Secret food
I could tell you where we had dinner last night, but I'd have to kill you. The restaurant was so secret, we didn't tell ourselves where the hell it was.
My modish dinner companion and rakish man about town Joel thought I would bring the address and I thought he would. Oops.
There are not many food trends here in Buenos Aires, as Joel pointed out the other night. Everything seems to be chugging along on the same meat-potatoes-pizza-pasta formula that has served them well for so many years.
But if there is a nascent trend of any sort, it might be the closed-door, "secret" restaurant.
One of my favorite places to eat here, Providencia, was a closed-door restaurant. But after it was mentioned a few months back in a NYT travel article, I feared an influx of TimeOut-clutching hordes jabbering in English, so I haven't been back.
Finding a restorán de puertas cerradas is tough. You can't ask anyone, especially when it's only been open for three weeks. We did have it narrowed down to one block. So we examined all the houses on the block and tried to peer through windows, reasoning out the likelihood of each one being the restaurant. We also briefly reasoned out the likelihood of our getting arrested for appearing to case people's homes. But whatever.
We got nowhere, so we spent 45 minutes walking around the Palermo neighborhood trying to find someplace with Internet so we could get the address off of an email account.

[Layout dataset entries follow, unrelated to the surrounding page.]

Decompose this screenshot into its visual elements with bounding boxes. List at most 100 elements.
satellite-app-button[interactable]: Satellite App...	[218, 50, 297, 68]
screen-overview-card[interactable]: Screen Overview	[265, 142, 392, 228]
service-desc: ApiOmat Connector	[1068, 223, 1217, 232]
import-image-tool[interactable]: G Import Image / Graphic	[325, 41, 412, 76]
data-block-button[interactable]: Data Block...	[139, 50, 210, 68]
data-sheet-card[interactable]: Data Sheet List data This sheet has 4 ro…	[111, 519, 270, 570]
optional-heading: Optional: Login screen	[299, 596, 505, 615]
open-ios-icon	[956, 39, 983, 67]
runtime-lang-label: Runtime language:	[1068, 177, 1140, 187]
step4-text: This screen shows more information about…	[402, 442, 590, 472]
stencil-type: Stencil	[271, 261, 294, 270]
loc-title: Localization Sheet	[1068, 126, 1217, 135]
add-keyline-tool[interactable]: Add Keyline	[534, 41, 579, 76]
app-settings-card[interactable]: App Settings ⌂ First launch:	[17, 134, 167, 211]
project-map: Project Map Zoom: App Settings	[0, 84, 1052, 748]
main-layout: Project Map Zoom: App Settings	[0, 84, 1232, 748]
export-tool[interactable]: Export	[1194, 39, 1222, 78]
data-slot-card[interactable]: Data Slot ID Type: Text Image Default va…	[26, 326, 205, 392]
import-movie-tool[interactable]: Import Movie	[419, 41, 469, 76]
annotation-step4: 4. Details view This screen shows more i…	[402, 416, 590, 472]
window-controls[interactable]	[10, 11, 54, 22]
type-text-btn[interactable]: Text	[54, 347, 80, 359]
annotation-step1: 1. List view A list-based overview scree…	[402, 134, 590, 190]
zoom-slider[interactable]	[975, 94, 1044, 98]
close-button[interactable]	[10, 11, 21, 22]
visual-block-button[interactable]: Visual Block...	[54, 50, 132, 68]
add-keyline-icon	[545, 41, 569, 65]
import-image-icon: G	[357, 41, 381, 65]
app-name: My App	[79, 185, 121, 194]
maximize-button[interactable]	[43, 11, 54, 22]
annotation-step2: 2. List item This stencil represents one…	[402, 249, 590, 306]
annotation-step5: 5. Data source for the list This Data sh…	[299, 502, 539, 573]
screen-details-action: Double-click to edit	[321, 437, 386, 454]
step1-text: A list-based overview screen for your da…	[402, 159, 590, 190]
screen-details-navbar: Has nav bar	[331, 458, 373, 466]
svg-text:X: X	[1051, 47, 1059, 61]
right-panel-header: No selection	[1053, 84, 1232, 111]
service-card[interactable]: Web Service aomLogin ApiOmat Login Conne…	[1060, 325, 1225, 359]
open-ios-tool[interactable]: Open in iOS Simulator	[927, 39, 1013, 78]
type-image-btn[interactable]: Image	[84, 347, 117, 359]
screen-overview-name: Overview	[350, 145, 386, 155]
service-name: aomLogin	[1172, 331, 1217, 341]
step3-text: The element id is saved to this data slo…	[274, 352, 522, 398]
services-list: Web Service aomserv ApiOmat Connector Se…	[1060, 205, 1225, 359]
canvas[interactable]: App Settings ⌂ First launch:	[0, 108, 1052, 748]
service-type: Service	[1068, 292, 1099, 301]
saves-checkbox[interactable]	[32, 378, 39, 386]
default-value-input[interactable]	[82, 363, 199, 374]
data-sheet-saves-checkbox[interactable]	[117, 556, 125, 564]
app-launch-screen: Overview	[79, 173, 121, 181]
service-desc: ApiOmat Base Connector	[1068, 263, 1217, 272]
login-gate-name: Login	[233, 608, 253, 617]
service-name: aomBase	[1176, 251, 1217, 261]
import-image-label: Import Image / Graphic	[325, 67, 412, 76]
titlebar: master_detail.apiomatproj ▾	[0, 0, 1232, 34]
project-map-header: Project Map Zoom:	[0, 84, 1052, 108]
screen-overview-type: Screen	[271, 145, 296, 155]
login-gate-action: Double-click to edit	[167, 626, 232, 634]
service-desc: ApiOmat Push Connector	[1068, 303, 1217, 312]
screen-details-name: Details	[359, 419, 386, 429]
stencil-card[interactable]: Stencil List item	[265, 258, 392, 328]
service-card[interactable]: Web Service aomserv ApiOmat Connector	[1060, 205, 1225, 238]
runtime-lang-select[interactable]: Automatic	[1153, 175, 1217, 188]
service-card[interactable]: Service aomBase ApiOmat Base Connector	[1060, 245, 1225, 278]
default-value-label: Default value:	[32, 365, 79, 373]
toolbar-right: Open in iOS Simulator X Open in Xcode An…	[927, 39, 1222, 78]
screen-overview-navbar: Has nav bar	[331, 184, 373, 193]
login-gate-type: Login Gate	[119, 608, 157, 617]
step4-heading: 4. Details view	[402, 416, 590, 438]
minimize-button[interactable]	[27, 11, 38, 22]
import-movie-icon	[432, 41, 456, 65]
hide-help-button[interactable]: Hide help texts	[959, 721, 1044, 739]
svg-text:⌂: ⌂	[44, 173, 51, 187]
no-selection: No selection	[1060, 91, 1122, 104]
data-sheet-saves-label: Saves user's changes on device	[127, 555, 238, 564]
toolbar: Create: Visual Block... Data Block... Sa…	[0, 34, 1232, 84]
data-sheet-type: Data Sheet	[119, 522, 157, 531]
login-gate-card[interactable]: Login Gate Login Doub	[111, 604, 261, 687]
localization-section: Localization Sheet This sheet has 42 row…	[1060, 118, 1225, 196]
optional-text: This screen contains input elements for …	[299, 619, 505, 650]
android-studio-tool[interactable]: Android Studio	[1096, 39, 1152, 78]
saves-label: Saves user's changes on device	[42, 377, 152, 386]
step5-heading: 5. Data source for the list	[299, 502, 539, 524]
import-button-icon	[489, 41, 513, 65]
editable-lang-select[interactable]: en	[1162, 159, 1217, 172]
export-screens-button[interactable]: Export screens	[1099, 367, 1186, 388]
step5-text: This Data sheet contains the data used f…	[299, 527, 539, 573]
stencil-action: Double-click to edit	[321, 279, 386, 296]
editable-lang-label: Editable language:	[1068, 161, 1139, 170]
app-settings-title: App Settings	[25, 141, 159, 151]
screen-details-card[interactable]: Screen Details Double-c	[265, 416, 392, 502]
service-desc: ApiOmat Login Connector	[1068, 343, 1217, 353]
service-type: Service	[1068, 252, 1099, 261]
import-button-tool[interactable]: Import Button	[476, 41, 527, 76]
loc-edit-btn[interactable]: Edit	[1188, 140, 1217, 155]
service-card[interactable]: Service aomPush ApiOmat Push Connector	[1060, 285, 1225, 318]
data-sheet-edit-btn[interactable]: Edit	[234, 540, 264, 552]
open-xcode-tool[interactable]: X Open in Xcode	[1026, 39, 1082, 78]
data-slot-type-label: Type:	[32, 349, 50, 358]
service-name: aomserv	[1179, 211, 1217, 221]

At one point I asked a cop if he knew where there was Internet in the neighborhood. Before he said no, he made sure to express his displeasure that I had not first wished him buenas noches before I started in.
Fortunately, being churlish is not an arrestable offense.
Joel finally hit upon the idea of going to a so-hip-it-hurts-no-REALLY-hurts hotel several blocks over and asking if they knew where the restaurant was. They did.
We got to the place at least 45 minutes after our reservation and I was afraid the party would have started without us. Yeah. . . . not exactly. We pretty much were the party, being the only ones there, except for two friends of the chef.
At 10.30, we sat down to a seven-course meal and a night of general asshattery.
Welcome drink: Shot of melon, rosemary honey and cachaça
Amuse: Nigiri causa topped with a halibut tartar, on marinated mushrooms and a huacatay ailoli
Salad: Spinach, figs, Paraguayan peanuts, goat cheese and arrope de chañar vinaigrette
Appetizer: Fried Neuquén oyster mushrooms and yellow plum chutney
Intermezzo: Lemon verbana granita*
Main course: Wild mushroom and goat cheese gallete in a corn and yucca humita with a pipian salsa
Dessert: Pear, coconut and red wine mousse tart with milk chocolate bits
A future blog entry will return to the subject of this menu.
For a good while after dinner, we sat and talked with the chef about peyote, his lost years in Mexico City, his MacBook, and Lord knows what else.
About 2.30am, we stumbled out into the street and headed home.
* The chef brought this out and told us what it was. My response: "Oh, wow! I just got some lemon verbana in my produce delivery earlier this week." Joel's response: "I think it's in one of my shampoos."